In 2009, Mulhearn underwent open heart surgery. The operation didn’t prevent his activism, and, in 2012, he stood for mayor on a Trade Unionist and Socialist Coalition ticket. Even with a six-point plan that defended the NHS and opposed privatisation of services, he knew he wouldn’t win, but deemed it important to stand up to what he saw as a new set of orthodoxies, where the local Labour leadership now accepted cuts without protest. Labour won, but Mulhearn still polled higher than the Conservative candidate.

Latterly, he became vice-chair of the Merseyside Pensioners’ Association, a group he described as ‘the memory of the working class’.

Despite his political activity, family was at the heart of Mulhearn’s world, and after his wife of 53 years, Maureen, died earlier this year, he praised his extended clan for their support. It was a support he received with similar abundance after being diagnosed with idiopathic pulmonary fibrosis, an incurable lung disease that forced him to curtail his activities in a way that his political opponents had failed to do.
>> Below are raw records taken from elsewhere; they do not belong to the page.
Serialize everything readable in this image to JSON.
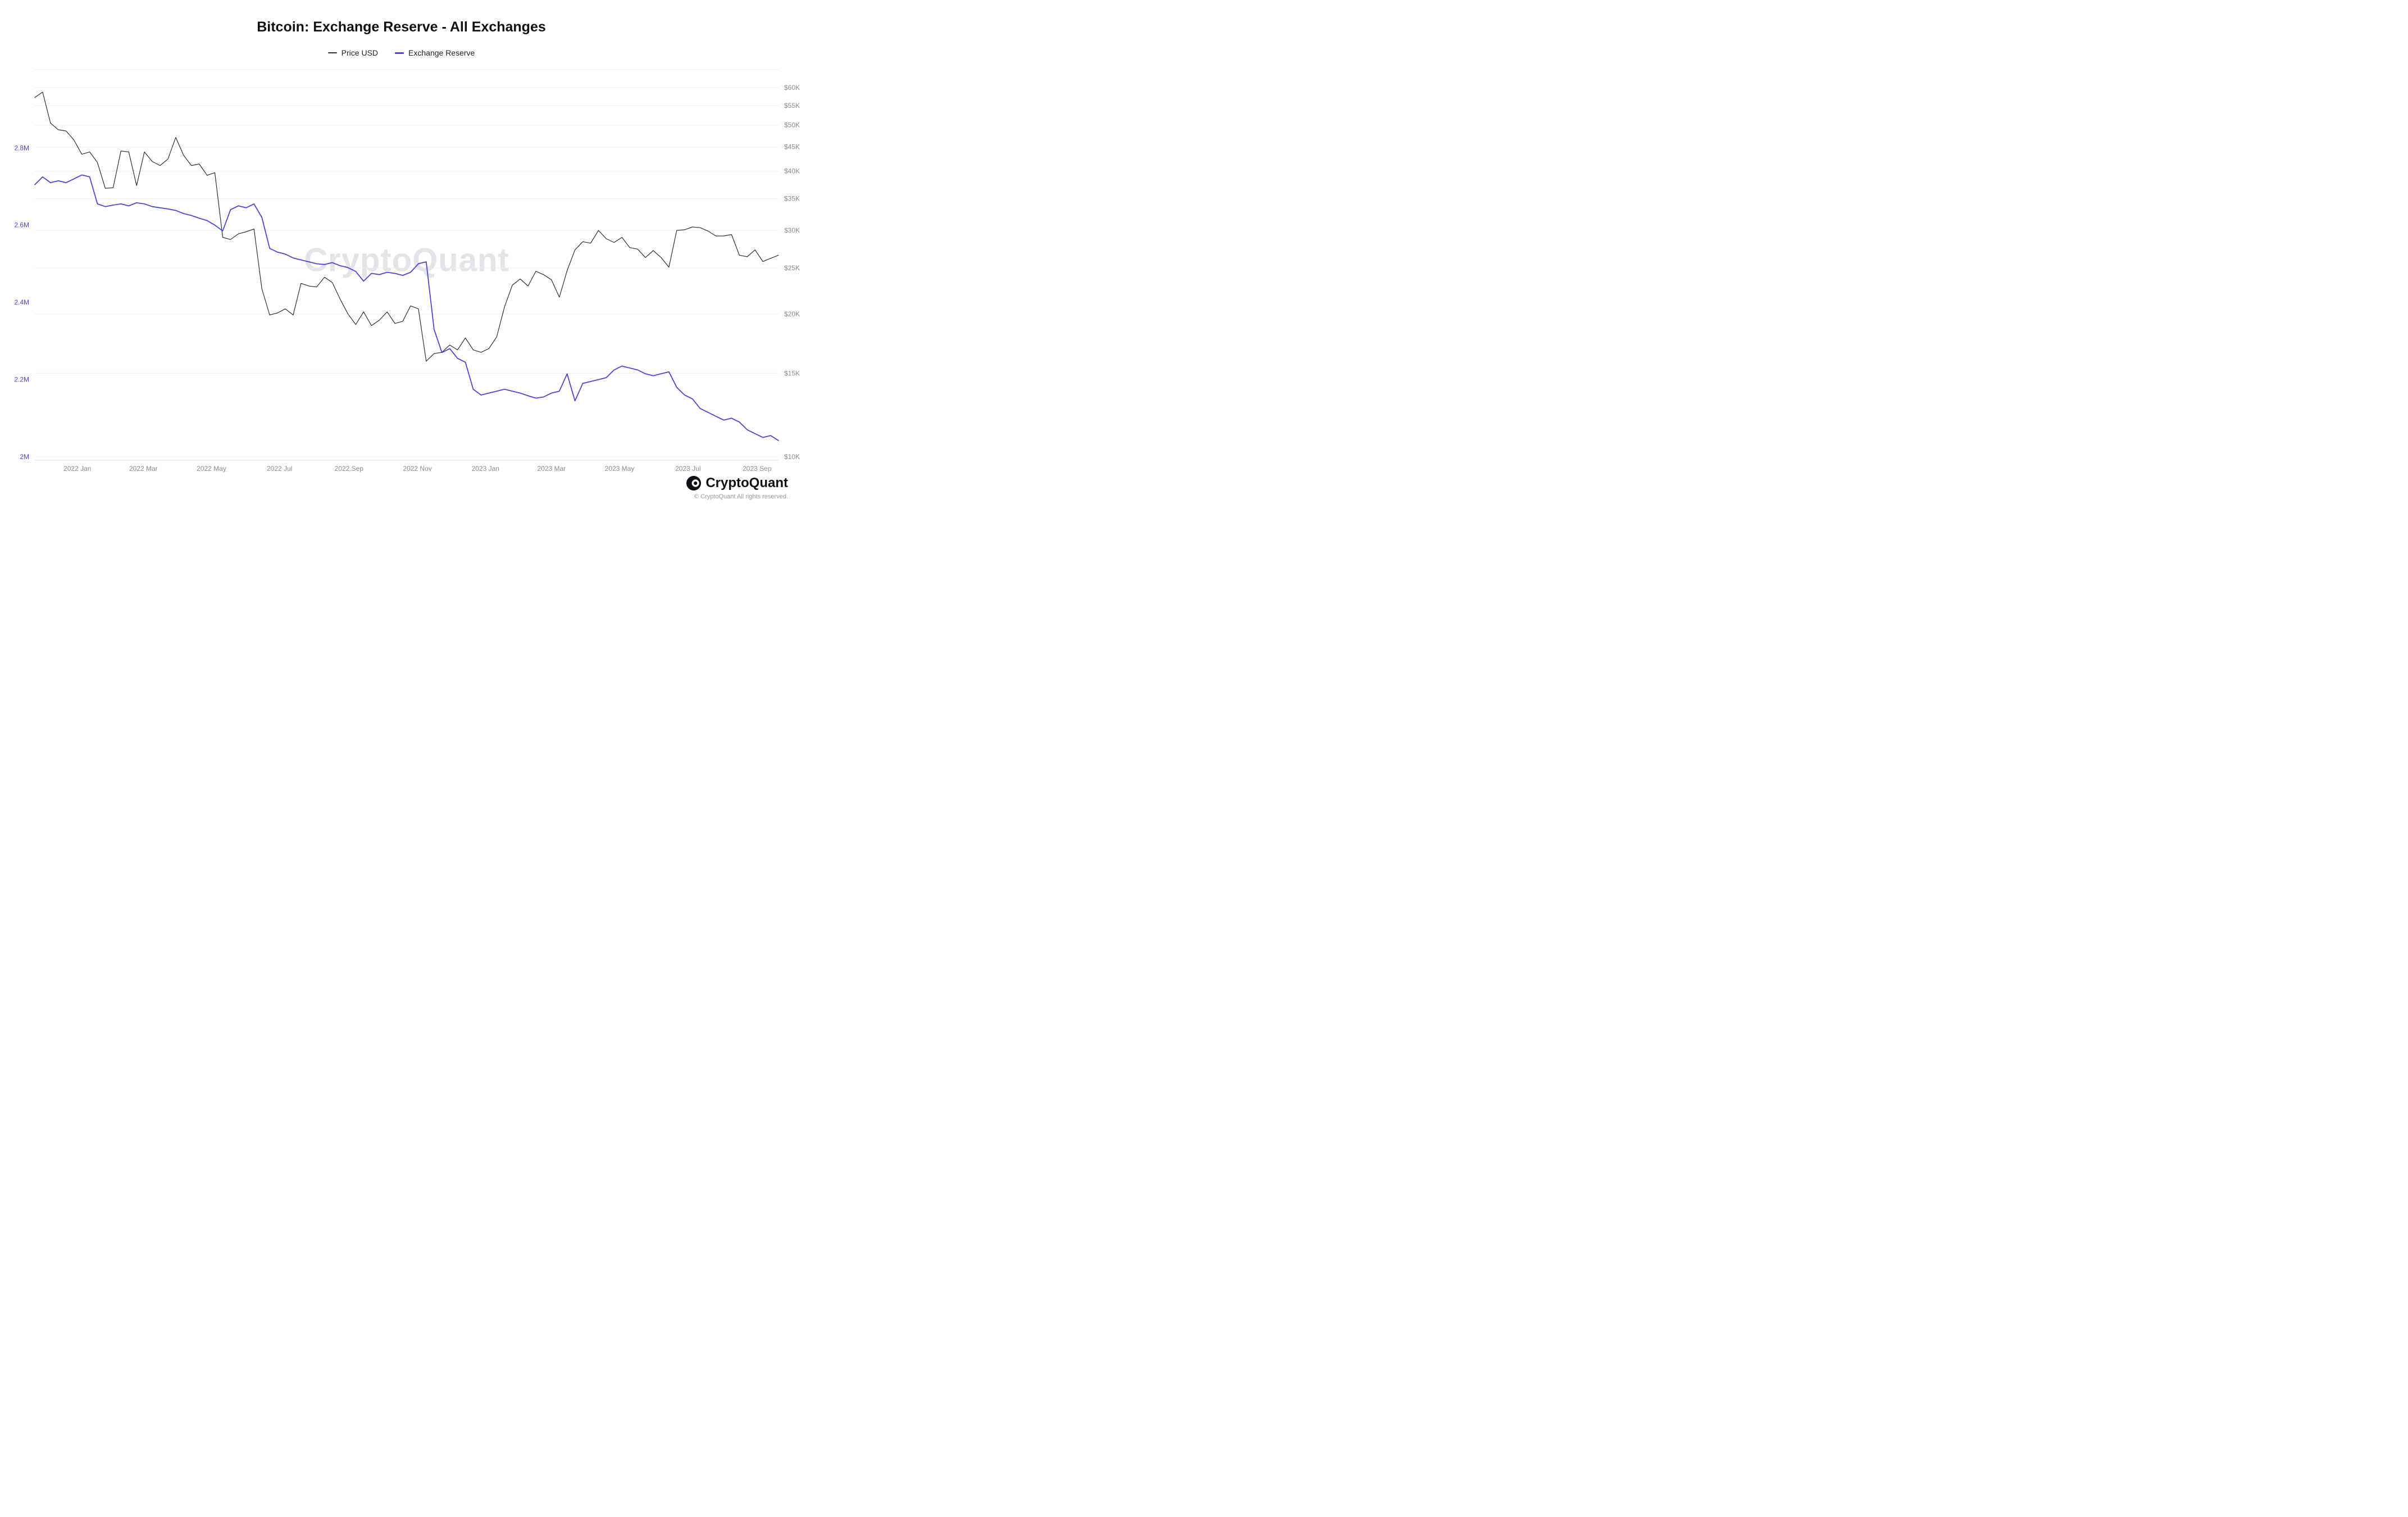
{
  "page": {
    "title": "Bitcoin: Exchange Reserve - All Exchanges"
  },
  "legend": [
    {
      "label": "Price USD",
      "color": "#2e2e2e"
    },
    {
      "label": "Exchange Reserve",
      "color": "#4b45d6"
    }
  ],
  "watermark": "CryptoQuant",
  "footer": {
    "brand": "CryptoQuant",
    "copyright": "© CryptoQuant All rights reserved."
  },
  "colors": {
    "price_line": "#2e2e2e",
    "reserve_line": "#4b45d6",
    "grid": "#ededed",
    "axis_line": "#e0e0e0",
    "right_axis_text": "#8c8c8c",
    "x_axis_text": "#8c8c8c",
    "left_axis_text": "#4b45d6"
  },
  "chart_data": {
    "type": "line",
    "title": "Bitcoin: Exchange Reserve - All Exchanges",
    "legend_position": "top",
    "grid": "horizontal",
    "sampling": "weekly points, uniform spacing, Nov 2021 through Sep 2023",
    "span_months": 21.85,
    "x_axis": {
      "tick_labels": [
        "2022 Jan",
        "2022 Mar",
        "2022 May",
        "2022 Jul",
        "2022 Sep",
        "2022 Nov",
        "2023 Jan",
        "2023 Mar",
        "2023 May",
        "2023 Jul",
        "2023 Sep"
      ],
      "tick_positions_months": [
        1.25,
        3.19,
        5.19,
        7.19,
        9.23,
        11.24,
        13.24,
        15.18,
        17.18,
        19.19,
        21.22
      ]
    },
    "left_axis": {
      "title": "Exchange Reserve (BTC)",
      "scale": "linear",
      "min": 2.0,
      "max": 2.8,
      "tick_values": [
        2.0,
        2.2,
        2.4,
        2.6,
        2.8
      ],
      "tick_labels": [
        "2M",
        "2.2M",
        "2.4M",
        "2.6M",
        "2.8M"
      ]
    },
    "right_axis": {
      "title": "Price USD",
      "scale": "log",
      "min": 10,
      "max": 60,
      "tick_values": [
        10,
        15,
        20,
        25,
        30,
        35,
        40,
        45,
        50,
        55,
        60
      ],
      "tick_labels": [
        "$10K",
        "$15K",
        "$20K",
        "$25K",
        "$30K",
        "$35K",
        "$40K",
        "$45K",
        "$50K",
        "$55K",
        "$60K"
      ]
    },
    "series": [
      {
        "name": "Price USD",
        "axis": "right",
        "unit": "USD thousands",
        "color": "#2e2e2e",
        "values": [
          57.2,
          58.7,
          50.5,
          48.9,
          48.6,
          46.5,
          43.4,
          43.9,
          41.7,
          36.8,
          36.9,
          44.1,
          43.9,
          37.3,
          43.9,
          41.9,
          41.1,
          42.4,
          47.1,
          43.2,
          41.1,
          41.4,
          39.2,
          39.7,
          29.0,
          28.7,
          29.5,
          29.8,
          30.2,
          22.6,
          19.9,
          20.1,
          20.5,
          19.9,
          23.2,
          22.9,
          22.8,
          23.9,
          23.3,
          21.5,
          20.0,
          19.0,
          20.2,
          18.9,
          19.4,
          20.2,
          19.1,
          19.3,
          20.8,
          20.5,
          15.9,
          16.5,
          16.6,
          17.2,
          16.8,
          17.8,
          16.8,
          16.6,
          16.9,
          17.9,
          20.7,
          23.0,
          23.7,
          22.9,
          24.6,
          24.2,
          23.6,
          21.7,
          24.7,
          27.3,
          28.4,
          28.2,
          30.0,
          28.8,
          28.3,
          29.0,
          27.6,
          27.4,
          26.3,
          27.2,
          26.3,
          25.1,
          30.0,
          30.1,
          30.5,
          30.4,
          29.9,
          29.2,
          29.2,
          29.4,
          26.6,
          26.4,
          27.3,
          25.8,
          26.2,
          26.6
        ]
      },
      {
        "name": "Exchange Reserve",
        "axis": "left",
        "unit": "BTC millions",
        "color": "#4b45d6",
        "values": [
          2.705,
          2.725,
          2.71,
          2.715,
          2.71,
          2.72,
          2.73,
          2.725,
          2.655,
          2.648,
          2.652,
          2.655,
          2.65,
          2.658,
          2.655,
          2.648,
          2.645,
          2.642,
          2.638,
          2.63,
          2.625,
          2.618,
          2.612,
          2.6,
          2.585,
          2.64,
          2.65,
          2.645,
          2.655,
          2.62,
          2.54,
          2.53,
          2.525,
          2.515,
          2.51,
          2.505,
          2.5,
          2.498,
          2.503,
          2.495,
          2.49,
          2.48,
          2.455,
          2.475,
          2.472,
          2.478,
          2.475,
          2.47,
          2.478,
          2.5,
          2.505,
          2.33,
          2.27,
          2.28,
          2.255,
          2.245,
          2.175,
          2.16,
          2.165,
          2.17,
          2.175,
          2.17,
          2.165,
          2.158,
          2.152,
          2.155,
          2.165,
          2.17,
          2.215,
          2.145,
          2.19,
          2.195,
          2.2,
          2.205,
          2.225,
          2.235,
          2.23,
          2.225,
          2.215,
          2.21,
          2.215,
          2.22,
          2.18,
          2.16,
          2.15,
          2.125,
          2.115,
          2.105,
          2.095,
          2.1,
          2.09,
          2.07,
          2.06,
          2.05,
          2.055,
          2.042
        ]
      }
    ]
  }
}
In the midst of all this, Mulhearn managed to complete a memoir, The Making of a Liverpool Militant. The book was due to be launched the weekend after his death, with General Secretary of Unite the Union and former Liverpool docker Len McCluskey one of the speakers. Mulhearn may not have lived to see his book’s publication, but the same revolutionary spirit that drove his life and work pulses on every page.

Mulhearn is survived by his seven children, Lisa, Jack, Lynn, Tony, Joe, Angie and Vicki, 11 grand-children and eight great-grand-children.